Sadasiva Aiyar, J.
1. The security bond given by the appellants does not fall under any of the Clauses (a), (b) or (c) of Section 145, Civil Procedure Code. It is a special kind of surety bond taken by the Court in accordance with Order XX1, Rule 43, Civil Procedure Code, as materially altered by this High Court under its rule-making powers and is concerned with the safe custody of articles which cannot be conveniently removed' from the place of their attachment in execution. It Las nothing to do with Section 145, Civil Procedure Code. Clause (b) of Section 145 refers to restitution of property 'taken in execution,' that is, taken possession of by a party in execution in accordance with the terms of the decree or order in his favour, and not to properties taken possession of by the Court through attachment in execution of a decree.
2. The decree-holder cannot execute his decree against a surety who becomes one under Order XXI, Rule 43, in respect of properties taken possession of by the Court Amin. It is only a surety who comes under Section 145 that could be 'proceeded against in execution as if he was a party to the decree. The Court should, in a case like the present, assign the bond in. favour of the decree-holder in whose interests (though not for whose direct benefit) the bond was taken, The lower Courts' orders permitting the decree-holder to execute his decree against the appellants to the extent of the amount mentioned in the surety bond cannot, therefore, be upheld and are set aside. In substitution thereof, I would direct that the District Munsif's Court do assign the bond in favour of the decree holder. As the bond is nearly three years old, it is desirable that the assignment should be made soon. The parties will bear their respective costs throughout.
3. As the words where and in so far as a decree is varied or reversed' occurring in Section 144, Civil Procedure Code, are not repeated in Section 145, I am inclined to read the word 'restitution' in Section 145 (b) as not confined to the narrow sense in which it is used in Section 144, namely, adjustment of the rights of parties inter se arising out of the variation of a decree in appeal or otherwise but in the wide and general sense of restoration or making good that which is deficient. If that is so, the Court can proceed in execution against the surety who has failed to perform his conditional undertaking to produce the judgment-debtor's property before the Court when called upon to do so. In the Code of Civil Procedure there is no provision similar to that in Section 35 of the Guardians and Wards Act for the assignment of a security-bond for the purpose of a suit being brought to enforce its terms.

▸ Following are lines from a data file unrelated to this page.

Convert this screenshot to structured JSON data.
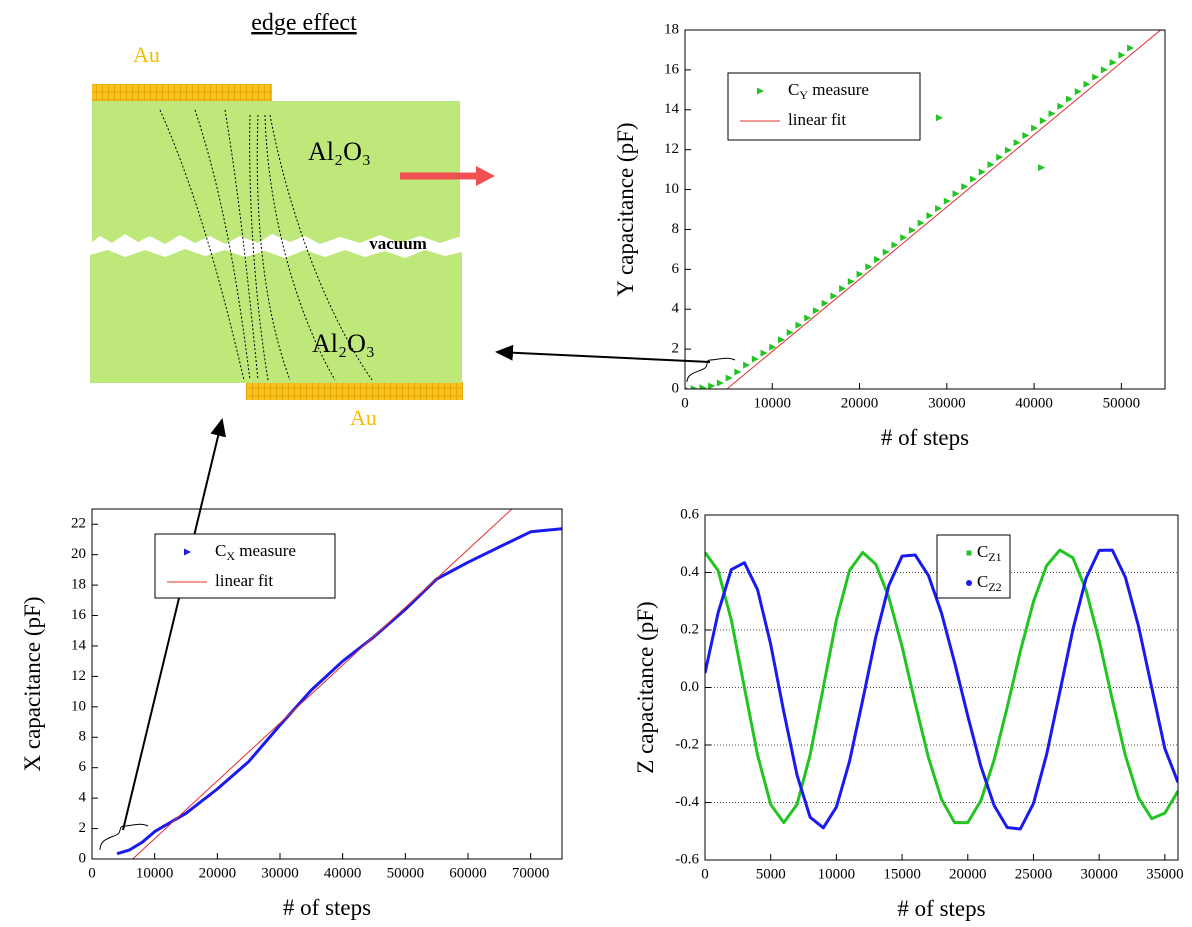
{
  "diagram": {
    "title": "edge effect",
    "labels": [
      "Au",
      "Al₂O₃",
      "vacuum",
      "Al₂O₃",
      "Au"
    ]
  },
  "chart_data": [
    {
      "type": "line",
      "xlabel": "# of steps",
      "ylabel": "Y capacitance (pF)",
      "xlim": [
        0,
        55000
      ],
      "xticks": [
        0,
        10000,
        20000,
        30000,
        40000,
        50000
      ],
      "ylim": [
        0,
        18
      ],
      "yticks": [
        0,
        2,
        4,
        6,
        8,
        10,
        12,
        14,
        16,
        18
      ],
      "grid": false,
      "series": [
        {
          "name": "CY measure",
          "color": "#22c422",
          "style": "markers",
          "marker": "triangle",
          "x": [
            0,
            1000,
            2000,
            3000,
            4000,
            5000,
            6000,
            7000,
            8000,
            9000,
            10000,
            11000,
            12000,
            13000,
            14000,
            15000,
            16000,
            17000,
            18000,
            19000,
            20000,
            21000,
            22000,
            23000,
            24000,
            25000,
            26000,
            27000,
            28000,
            29000,
            29100,
            30000,
            31000,
            32000,
            33000,
            34000,
            35000,
            36000,
            37000,
            38000,
            39000,
            40000,
            40800,
            41000,
            42000,
            43000,
            44000,
            45000,
            46000,
            47000,
            48000,
            49000,
            50000,
            51000
          ],
          "values": [
            0,
            0.02,
            0.06,
            0.15,
            0.3,
            0.55,
            0.85,
            1.2,
            1.5,
            1.8,
            2.1,
            2.47,
            2.83,
            3.2,
            3.56,
            3.93,
            4.3,
            4.66,
            5.03,
            5.39,
            5.76,
            6.13,
            6.49,
            6.86,
            7.22,
            7.59,
            7.96,
            8.32,
            8.69,
            9.05,
            13.6,
            9.42,
            9.79,
            10.15,
            10.52,
            10.88,
            11.25,
            11.62,
            11.98,
            12.35,
            12.71,
            13.08,
            11.1,
            13.45,
            13.81,
            14.18,
            14.54,
            14.91,
            15.28,
            15.64,
            16.01,
            16.37,
            16.74,
            17.1
          ]
        },
        {
          "name": "linear fit",
          "color": "#e03030",
          "style": "line",
          "marker": "line",
          "x": [
            4800,
            54500
          ],
          "values": [
            0,
            18
          ]
        }
      ]
    },
    {
      "type": "line",
      "xlabel": "# of steps",
      "ylabel": "X capacitance (pF)",
      "xlim": [
        0,
        75000
      ],
      "xticks": [
        0,
        10000,
        20000,
        30000,
        40000,
        50000,
        60000,
        70000
      ],
      "ylim": [
        0,
        23
      ],
      "yticks": [
        0,
        2,
        4,
        6,
        8,
        10,
        12,
        14,
        16,
        18,
        20,
        22
      ],
      "grid": false,
      "series": [
        {
          "name": "CX measure",
          "color": "#1a1aee",
          "style": "line",
          "marker": "triangle",
          "x": [
            4000,
            6000,
            8000,
            10000,
            15000,
            20000,
            25000,
            30000,
            35000,
            40000,
            45000,
            50000,
            55000,
            60000,
            65000,
            70000,
            75000
          ],
          "values": [
            0.35,
            0.6,
            1.1,
            1.8,
            3.0,
            4.6,
            6.4,
            8.8,
            11.1,
            13.0,
            14.6,
            16.4,
            18.4,
            19.5,
            20.5,
            21.5,
            21.7
          ]
        },
        {
          "name": "linear fit",
          "color": "#e03030",
          "style": "line",
          "marker": "line",
          "x": [
            6500,
            67000
          ],
          "values": [
            0,
            23
          ]
        }
      ]
    },
    {
      "type": "line",
      "xlabel": "# of steps",
      "ylabel": "Z capacitance (pF)",
      "xlim": [
        0,
        36000
      ],
      "xticks": [
        0,
        5000,
        10000,
        15000,
        20000,
        25000,
        30000,
        35000
      ],
      "ylim": [
        -0.6,
        0.6
      ],
      "yticks": [
        -0.6,
        -0.4,
        -0.2,
        {
          "value": 0,
          "label": "0.0"
        },
        0.2,
        0.4,
        0.6
      ],
      "grid": true,
      "series": [
        {
          "name": "CZ1",
          "color": "#22c422",
          "style": "line",
          "marker": "square",
          "x": [
            0,
            1000,
            2000,
            3000,
            4000,
            5000,
            6000,
            7000,
            8000,
            9000,
            10000,
            11000,
            12000,
            13000,
            14000,
            15000,
            16000,
            17000,
            18000,
            19000,
            20000,
            21000,
            22000,
            23000,
            24000,
            25000,
            26000,
            27000,
            28000,
            29000,
            30000,
            31000,
            32000,
            33000,
            34000,
            35000,
            36000
          ],
          "values": [
            0.47,
            0.407,
            0.235,
            0,
            -0.235,
            -0.407,
            -0.47,
            -0.407,
            -0.235,
            0,
            0.235,
            0.407,
            0.47,
            0.429,
            0.313,
            0.142,
            -0.055,
            -0.243,
            -0.389,
            -0.47,
            -0.47,
            -0.393,
            -0.252,
            -0.069,
            0.126,
            0.299,
            0.424,
            0.478,
            0.451,
            0.339,
            0.163,
            -0.042,
            -0.237,
            -0.384,
            -0.456,
            -0.437,
            -0.36
          ]
        },
        {
          "name": "CZ2",
          "color": "#1a1aee",
          "style": "line",
          "marker": "circle",
          "x": [
            0,
            1000,
            2000,
            3000,
            4000,
            5000,
            6000,
            7000,
            8000,
            9000,
            10000,
            11000,
            12000,
            13000,
            14000,
            15000,
            16000,
            17000,
            18000,
            19000,
            20000,
            21000,
            22000,
            23000,
            24000,
            25000,
            26000,
            27000,
            28000,
            29000,
            30000,
            31000,
            32000,
            33000,
            34000,
            35000,
            36000
          ],
          "values": [
            0.05,
            0.26,
            0.41,
            0.434,
            0.34,
            0.15,
            -0.085,
            -0.304,
            -0.451,
            -0.488,
            -0.416,
            -0.257,
            -0.044,
            0.176,
            0.356,
            0.457,
            0.461,
            0.39,
            0.259,
            0.087,
            -0.099,
            -0.274,
            -0.41,
            -0.487,
            -0.492,
            -0.403,
            -0.233,
            -0.016,
            0.202,
            0.379,
            0.477,
            0.478,
            0.383,
            0.212,
            0,
            -0.213,
            -0.33
          ]
        }
      ]
    }
  ]
}
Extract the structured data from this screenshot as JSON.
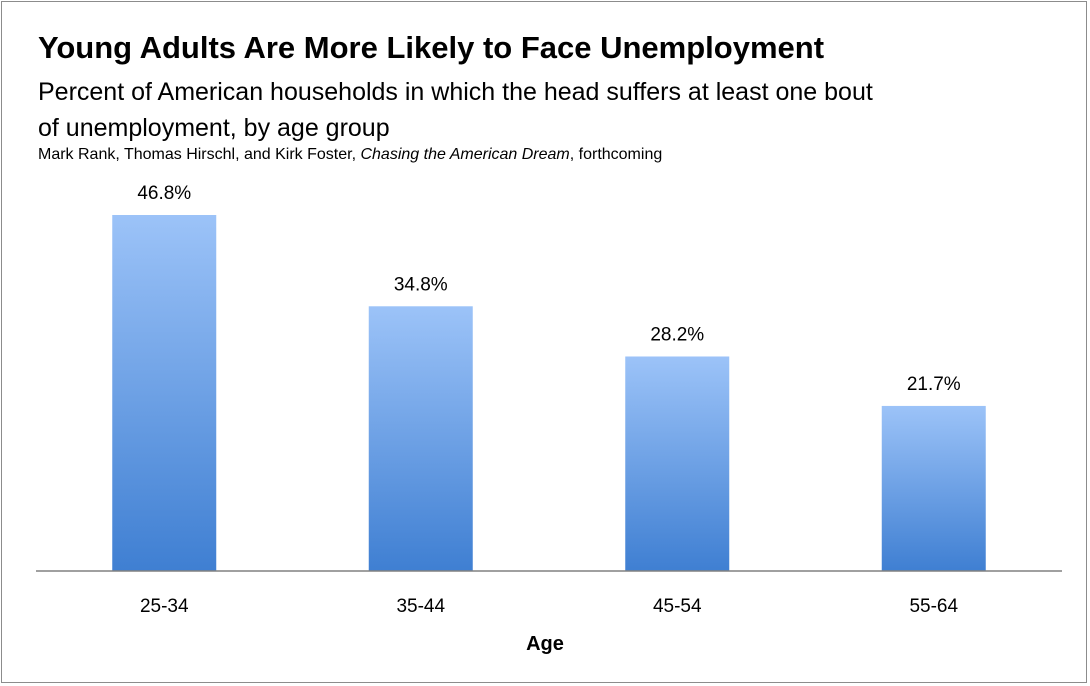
{
  "chart_data": {
    "type": "bar",
    "title": "Young Adults Are More Likely to Face Unemployment",
    "subtitle": "Percent of American households in which the head suffers at least one bout of unemployment, by age group",
    "source": {
      "prefix": "Mark Rank, Thomas Hirschl, and Kirk Foster, ",
      "italic": "Chasing the American Dream",
      "suffix": ", forthcoming"
    },
    "categories": [
      "25-34",
      "35-44",
      "45-54",
      "55-64"
    ],
    "values": [
      46.8,
      34.8,
      28.2,
      21.7
    ],
    "data_labels": [
      "46.8%",
      "34.8%",
      "28.2%",
      "21.7%"
    ],
    "xlabel": "Age",
    "ylabel": "",
    "ylim": [
      0,
      50
    ],
    "grid": false,
    "legend": "none",
    "colors": {
      "bar_top": "#9cc3f8",
      "bar_bottom": "#3f7fd2",
      "axis": "#808080"
    }
  }
}
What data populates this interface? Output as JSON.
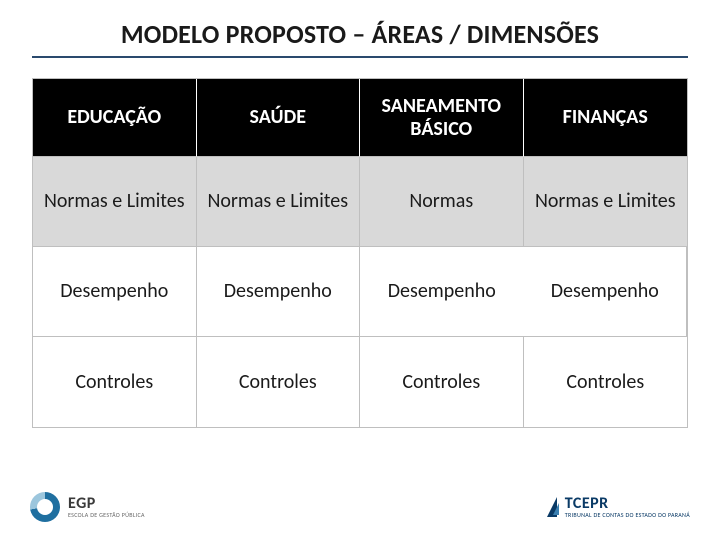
{
  "title": "MODELO PROPOSTO – ÁREAS / DIMENSÕES",
  "table": {
    "header_bg": "#000000",
    "header_fg": "#ffffff",
    "row2_bg": "#d9d9d9",
    "cell_border": "#bfbfbf",
    "columns": [
      "EDUCAÇÃO",
      "SAÚDE",
      "SANEAMENTO BÁSICO",
      "FINANÇAS"
    ],
    "rows": [
      [
        "Normas e Limites",
        "Normas e Limites",
        "Normas",
        "Normas e Limites"
      ],
      [
        "Desempenho",
        "Desempenho",
        "Desempenho",
        "Desempenho"
      ],
      [
        "Controles",
        "Controles",
        "Controles",
        "Controles"
      ]
    ]
  },
  "footer": {
    "left": {
      "abbr": "EGP",
      "sub": "ESCOLA DE GESTÃO PÚBLICA"
    },
    "right": {
      "abbr": "TCEPR",
      "sub": "TRIBUNAL DE CONTAS DO ESTADO DO PARANÁ"
    }
  },
  "colors": {
    "title_rule": "#2a4a6d",
    "text": "#1a1a1a",
    "egp_primary": "#1f6fa0",
    "tce_primary": "#0a3a66"
  }
}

4. That course is, however, one which it must be within the inherent power of the Court in whose favour the bond is written to adopt, and I think it would be convenient to adopt it in the circumstances of the present case. The words 'may be executed' in Section 45 seem to indicate that a proceeding in execution is only an alter-native remedy and that the other remedy of assignment of the security bond is not excluded.
5. I, therefore, agree with the order proposed by my learned brother.